For a scaling, customer-specific production, you must ensure that all essential restrictions of feasibility in production have already been considered in the sales process. For parts provisioning in requirements planning and in production, you must supply exactly those components that correspond to the specification of the sales order. A missing or wrong part can bring the entire production to a stop or at least result in expensive standstills.
So the configuration knowledge must be passed from the sales order up to production, and must be considered particularly for the bill of materials explosion in requirements planning and material flow according to customer requirements. Here, production planning and control must handle large numbers of very different customer variants in a manageable combination of standard processes and individual tasks.

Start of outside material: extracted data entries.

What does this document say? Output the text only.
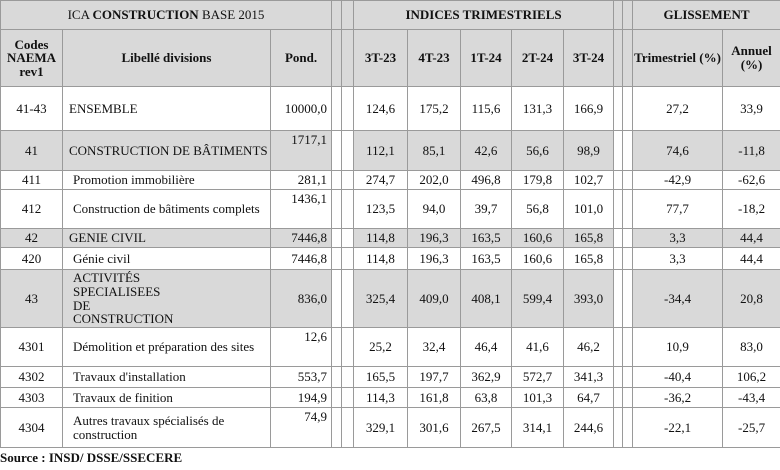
ICA CONSTRUCTION BASE 2015					INDICES TRIMESTRIELS							GLISSEMENT	
Codes NAEMA rev1	Libellé divisions	Pond.			3T-23	4T-23	1T-24	2T-24	3T-24			Trimestriel (%)	Annuel (%)
41-43	ENSEMBLE	10000,0			124,6	175,2	115,6	131,3	166,9			27,2	33,9
41	CONSTRUCTION DE BÂTIMENTS	1717,1			112,1	85,1	42,6	56,6	98,9			74,6	-11,8
411	Promotion immobilière	281,1			274,7	202,0	496,8	179,8	102,7			-42,9	-62,6
412	Construction de bâtiments complets	1436,1			123,5	94,0	39,7	56,8	101,0			77,7	-18,2
42	GENIE CIVIL	7446,8			114,8	196,3	163,5	160,6	165,8			3,3	44,4
420	Génie civil	7446,8			114,8	196,3	163,5	160,6	165,8			3,3	44,4
43	ACTIVITÉS SPECIALISEES DE CONSTRUCTION	836,0			325,4	409,0	408,1	599,4	393,0			-34,4	20,8
4301	Démolition et préparation des sites	12,6			25,2	32,4	46,4	41,6	46,2			10,9	83,0
4302	Travaux d'installation	553,7			165,5	197,7	362,9	572,7	341,3			-40,4	106,2
4303	Travaux de finition	194,9			114,3	161,8	63,8	101,3	64,7			-36,2	-43,4
4304	Autres travaux spécialisés de construction	74,9			329,1	301,6	267,5	314,1	244,6			-22,1	-25,7
Source : INSD/ DSSE/SSECERE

This is a problem of complexity management that can be solved through the close cooperation of all experts involved in the process. Without IT, such processes cannot be mastered in large scopes.
However, classic IT is not enough here. It increasingly involves the question of which language the different expert areas can use to communicate with one another, that is, the engineers in construction and production on the one hand and the employees in sales and distribution and marketing on the other hand. How can the enterprise as a whole present itself to the customer and speak the language of the customer at the same time? The customer searches for a solution to a requirement that he describes in his language. A translation must be provided here: from the language of the customer and his problem into the language of the solution partner and his internal processes and services. The world of customer requirements is dynamic, so how can you determine future requirements and meet them tomorrow by providing a technical implementation? How can you pursue technical innovations that ultimately create the demand of tomorrow? These questions require effective knowledge management, which, in turn, is possible only using extended methods of information management.